If you’re eligible to contribute to an HSA, you’re considered eligible for the entire year and can contribute up to the maximum. But you must keep your high-deductible health coverage for the next 12 months. If you lose qualifying health coverage before the end of 2023, you will owe taxes and possibly a penalty on the extra contribution.

Review your tax-free health care Flexible Spending Account (FSA) if you have one. Unlike an HSA, most FSAs are “use it or lose it.” In other words, you could give up using anything left in your FSA account at year-end. So tap the funds to pay for out-of-pocket medical expenses, including deductibles and co-payments, unreimbursed dental and vision expenses, eyeglasses or even hearing aids.

Sell the losers

Minimize taxes on 2022 stock gains or losses.

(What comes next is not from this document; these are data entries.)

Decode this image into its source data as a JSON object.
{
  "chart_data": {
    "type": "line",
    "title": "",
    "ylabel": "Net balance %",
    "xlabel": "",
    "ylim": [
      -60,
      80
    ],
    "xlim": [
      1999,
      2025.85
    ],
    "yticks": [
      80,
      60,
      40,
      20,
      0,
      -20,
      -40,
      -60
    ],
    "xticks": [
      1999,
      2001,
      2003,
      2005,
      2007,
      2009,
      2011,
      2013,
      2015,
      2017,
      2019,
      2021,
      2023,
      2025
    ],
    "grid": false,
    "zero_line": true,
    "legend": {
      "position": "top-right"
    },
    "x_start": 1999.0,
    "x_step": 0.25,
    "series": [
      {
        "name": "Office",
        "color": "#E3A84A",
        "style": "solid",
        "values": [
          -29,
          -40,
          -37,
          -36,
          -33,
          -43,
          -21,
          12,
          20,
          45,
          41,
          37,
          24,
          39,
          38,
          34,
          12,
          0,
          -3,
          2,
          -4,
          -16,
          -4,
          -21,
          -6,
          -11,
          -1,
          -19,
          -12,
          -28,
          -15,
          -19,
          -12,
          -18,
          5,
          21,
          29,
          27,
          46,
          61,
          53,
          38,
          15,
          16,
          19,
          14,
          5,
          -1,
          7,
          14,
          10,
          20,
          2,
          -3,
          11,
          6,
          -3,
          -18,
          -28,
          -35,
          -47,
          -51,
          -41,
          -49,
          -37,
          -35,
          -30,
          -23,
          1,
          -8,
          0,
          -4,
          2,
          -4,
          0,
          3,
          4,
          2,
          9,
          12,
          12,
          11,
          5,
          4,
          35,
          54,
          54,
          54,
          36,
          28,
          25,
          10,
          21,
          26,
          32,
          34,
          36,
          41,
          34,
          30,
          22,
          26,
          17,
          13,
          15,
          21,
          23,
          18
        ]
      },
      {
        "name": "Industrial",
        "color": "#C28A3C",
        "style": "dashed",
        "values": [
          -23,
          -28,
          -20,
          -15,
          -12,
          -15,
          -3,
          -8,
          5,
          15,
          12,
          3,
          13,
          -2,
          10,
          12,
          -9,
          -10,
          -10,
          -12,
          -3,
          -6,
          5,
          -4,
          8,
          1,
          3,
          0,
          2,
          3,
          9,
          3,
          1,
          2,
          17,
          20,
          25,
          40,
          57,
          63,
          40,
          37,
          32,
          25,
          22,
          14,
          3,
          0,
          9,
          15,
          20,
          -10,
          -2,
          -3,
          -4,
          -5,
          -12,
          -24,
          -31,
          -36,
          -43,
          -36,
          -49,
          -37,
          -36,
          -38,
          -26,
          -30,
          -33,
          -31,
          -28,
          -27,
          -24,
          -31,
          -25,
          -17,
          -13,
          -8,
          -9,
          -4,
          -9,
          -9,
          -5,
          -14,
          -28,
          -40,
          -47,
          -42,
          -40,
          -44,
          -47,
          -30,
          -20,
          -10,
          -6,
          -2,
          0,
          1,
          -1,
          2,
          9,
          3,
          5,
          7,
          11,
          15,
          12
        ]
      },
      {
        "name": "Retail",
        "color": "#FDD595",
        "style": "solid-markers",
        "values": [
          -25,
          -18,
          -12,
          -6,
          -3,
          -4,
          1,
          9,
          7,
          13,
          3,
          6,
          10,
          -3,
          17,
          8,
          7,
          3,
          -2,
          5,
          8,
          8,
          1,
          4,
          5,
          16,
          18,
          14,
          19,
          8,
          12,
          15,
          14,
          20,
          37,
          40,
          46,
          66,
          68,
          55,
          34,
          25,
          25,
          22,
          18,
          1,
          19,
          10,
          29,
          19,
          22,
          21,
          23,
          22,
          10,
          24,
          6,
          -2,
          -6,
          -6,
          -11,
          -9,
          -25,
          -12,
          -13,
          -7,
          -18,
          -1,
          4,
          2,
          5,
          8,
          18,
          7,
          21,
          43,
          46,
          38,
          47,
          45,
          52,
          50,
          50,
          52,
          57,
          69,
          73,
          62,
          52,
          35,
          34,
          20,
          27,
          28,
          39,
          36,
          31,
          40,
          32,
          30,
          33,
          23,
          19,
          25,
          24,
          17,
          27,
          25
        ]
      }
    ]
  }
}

If you have investments outside of a retirement plan, such as stocks or bond funds (other than municipal bond funds), you’ll typically pay taxes on their dividends and interest and potentially pay capital gains tax when you sell them.

If you cashed in investments that made money during the year, you’ll pay taxes on those gains. To lessen the tax impact, you might consider selling investments that took a dive in value. Those losses can offset your gains and if your losses exceed your gains, you can put up to $3,000 in losses against other income. Any excess losses after that can be carried forward to future years.